Example of SSH reverse proxy

Experiment:

1, test pc to 192.168.1.98:80, use browser to access 192.168.1.98:80 normal page

Ssh–f–n–l 0.0.0.0:2001:192.168.1.98:80 test@192.168.1.102

Ssh-n-l2001:remotehost:80 User@somemachine

This command opens the 2001 port on this machine, and the request to the native 2001 port passes through Somemachine as a springboard and goes to port 80 of remotehost.

The implementation effect is similar to the term reverse proxy, which is actually port forwarding, noting that the above description involves 3 hosts, but of course somemachine can become localhost.

This command is abstract, but sometimes useful, for example, because of the well-known reasons that the domestic IP port 80 is not available, or the company's firewall only to the outside to open the SSH port, need to access the internal server A Web application, and the need to access some of the services that restrict the source IP, You can use this method.

To give a concrete example, run:

Ssh-f-n-l 0.0.0.0:443:twitter.com:443 shell.cjb.net

Ssh-f-n-l 0.0.0.0:80:twitter.com:80 shell.cjb.net

Then add 127.0.0.1 twitter.com inside the/etc/hosts, OK, the rest you know.

Of course, usually do this function of the reverse proxy, you should use squid, nginx, such as SSH, even if it is a lightweight attempt.

-A: Use this parameter to invalidate the forwarded authentication agent. The result is that the password that is loaded into memory is invalid. If you prefer, you can also specify this parameter for each host, rather than making it a full-length setting.

-C cipher: This parameter allows you to specify a key pair to encrypt the data for your network transmission.

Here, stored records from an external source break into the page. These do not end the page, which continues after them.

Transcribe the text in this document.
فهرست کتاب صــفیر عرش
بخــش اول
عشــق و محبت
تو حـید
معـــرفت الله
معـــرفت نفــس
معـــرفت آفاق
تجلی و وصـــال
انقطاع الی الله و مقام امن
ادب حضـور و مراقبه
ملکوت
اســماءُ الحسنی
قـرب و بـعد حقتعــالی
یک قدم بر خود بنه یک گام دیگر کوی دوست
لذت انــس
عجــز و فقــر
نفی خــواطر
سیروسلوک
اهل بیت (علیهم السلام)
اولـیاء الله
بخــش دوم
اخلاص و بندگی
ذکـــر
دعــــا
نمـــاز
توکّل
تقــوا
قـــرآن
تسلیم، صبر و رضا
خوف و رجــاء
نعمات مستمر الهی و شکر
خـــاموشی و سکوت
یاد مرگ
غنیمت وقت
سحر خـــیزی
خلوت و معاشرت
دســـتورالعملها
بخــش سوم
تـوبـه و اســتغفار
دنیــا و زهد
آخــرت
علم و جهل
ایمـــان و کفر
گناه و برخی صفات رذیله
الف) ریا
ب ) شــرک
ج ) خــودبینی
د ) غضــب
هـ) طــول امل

-C: This parameter causes SSH to compress all data sent through the secure Shell client, including input, output, error messages, and forwarded data. It uses the GZIP algorithm, which can be specified by setting the parameter COMPRESSICN level in the configuration file. This is especially useful for slow transmission lines. However, it is not necessary for a network with fast transmission speed. Similarly, you can configure this parameter for each host using the provisioning file.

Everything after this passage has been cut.